Attitudes harden away from Labour in UK marginal seat

Two weeks since I last visited Dudley North voters are obsessing about ‘the lesser of two evils’

If you want to get to the heart of the divisions splintering Jeremy Corbyn's Labour Party, the first floor office in a nondescript brown brick building on Trinity Street in Dudley is a good place to start.

The mood in the office is subdued, as Ian Austin – MP for Dudley North since 2005, a remainer in 2016, and "Labour to my core" – takes a break from packing up his belongings to make tea. He left Labour in February and is not standing again in Thursday's election. He has gone one step further, and written a letter to his constituents, urging them to vote for Boris Johnson's Conservatives.

For voters in this constituency where every vote counts, “the election will come down to Brexit or Corbyn”. And, he says, they “can’t imagine Corbyn as prime minister. They can’t imagine him negotiating with Trump or standing up to Putin. They think he’s on the wrong side on issues like defence, welfare, immigration. They think his Brexit policy is a joke”.

While "there's loads of things I disagree with Boris Johnson about – I mean, I'm Labour, right?", he sees him as the lesser of two evils against a man Austin regards as an anti-Semite and IRA supporter. "He always backs our country's enemies, I think."


"Lesser of two evils" is a phrase you hear again and again on the streets of Dudley. I first met business owner Stephen Pitts on a trip here two weeks ago, when he was undecided about how to vote. He was one of 28 per cent who supported remain in 2016, and was leaning towards Labour earlier in the month.

When we meet again in his shop, Black Country T-Shirts, he has already cast a postal vote for the Green Party. He worried about whether it is a “realistic vote” in a first-past-the-post system, but decided he should vote “for what I believe in rather than going for the lesser of two evils”.

Anti-Semitism charge

That makes him something of an anomaly around here. Dave Carter in Arcade Toys, another lifelong Labour supporter who was undecided two weeks ago, now says he will vote Conservative, because of "Corbyn's attitude throughout the campaign, and his refusal to apologise for anti-Semitism".

The anti-Semitism charge, which exploded again last weekend with the leak of internal documents, comes up frequently in conversation in Dudley, an area that is predominantly white working class, with a small Jewish population.

Some of this may be due to loyalty to Austin, whose feelings about it are more than just academic. Austin’s father, who died earlier this year, came to England at the age of 10 as a Jewish refugee from the then-Czechoslovakia, put on a train by his mum and two teenage sisters, whom he would never see again.

In the two weeks since I was last in this constituency, where Austin held onto his seat by 22 votes in 2017, there are fewer undecided voters, and a noticeable hardening of attitudes, frequently away from Labour. Many voters here are going with gut feeling, rather than ideology or policy.

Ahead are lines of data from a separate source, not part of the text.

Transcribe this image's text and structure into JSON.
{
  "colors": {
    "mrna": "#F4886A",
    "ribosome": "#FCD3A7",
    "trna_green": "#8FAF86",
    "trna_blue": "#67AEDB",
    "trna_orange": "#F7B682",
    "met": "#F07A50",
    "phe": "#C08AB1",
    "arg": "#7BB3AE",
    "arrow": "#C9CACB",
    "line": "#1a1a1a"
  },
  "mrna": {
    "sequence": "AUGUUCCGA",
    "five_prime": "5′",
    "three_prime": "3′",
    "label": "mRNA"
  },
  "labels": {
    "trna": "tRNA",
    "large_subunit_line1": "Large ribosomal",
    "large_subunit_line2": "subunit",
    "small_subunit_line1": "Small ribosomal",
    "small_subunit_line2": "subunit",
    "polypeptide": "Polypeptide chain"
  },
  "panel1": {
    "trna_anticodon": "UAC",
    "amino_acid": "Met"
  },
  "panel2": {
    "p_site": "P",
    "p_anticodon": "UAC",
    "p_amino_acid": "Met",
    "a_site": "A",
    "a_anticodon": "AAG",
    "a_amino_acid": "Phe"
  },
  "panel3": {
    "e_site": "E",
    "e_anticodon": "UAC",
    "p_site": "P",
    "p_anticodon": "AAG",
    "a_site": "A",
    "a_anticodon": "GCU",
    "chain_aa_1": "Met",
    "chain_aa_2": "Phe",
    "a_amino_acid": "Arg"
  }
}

“My father who has been dead now 48 years, always said you should be ashamed of yourself if you’re working class and you don’t vote Labour. I’m going to be voting Conservative as, purely and simply, I want Brexit so desperately,” says Linda Pargeter, visibly wrestling with her emotions. “Desperately.”

Is she a fan of Boris Johnson?

"I think he comes over as a real idiot, to be truthful," she says, not entirely without affection. "But you can laugh at him." She sees Corbyn as "very sly", hates Jo Swinson and wants to "physically hurl something" at the TV when Nicola Sturgeon comes on. Her son is voting Labour, which they've "had words about".

‘Support for the IRA’

In Dudley, it becomes clear how effective Johnson’s campaign has been at sowing seeds of doubt about Corbyn in voters’ minds, particularly around his “support for the IRA”.

Student Tia Ann Rowledge – a Labour voter who wants “the Tories out” – is taking a break from college at lunch time with her friend, Niamh, who is Irish by birth, and just too young to vote. They have both noticed a resurgence of anti-Irish sentiment in the UK, they say.

It doesn’t take me long to see what they mean. Down at the market, I meet a man who doesn’t want to give his name. But he asks me to turn my recorder on so he can say something into it.

“I hate Corbyn. No offence against your religion, but he said he likes the IRA, and he supports them.”

There’s one corner of Dudley where no one is talking politics. “No politics and no religion” is the rule at the social enterprise coffee house, Gather, set up to create opportunities and a community space, in this town that has seen its fair share of hard times since the decline of the steel industry. Over coffee and Christmas cake, Ian Austin thinks for a long moment when asked what gives him hope for the future.

“Most people are decent. Most people are reasonable. That’s the thing that gives me hope and confidence.” He hopes the centre in British politics will return, and that “we can find a way of mainstream politicians communicating proper answers, and not chasing off to the populist extremes”.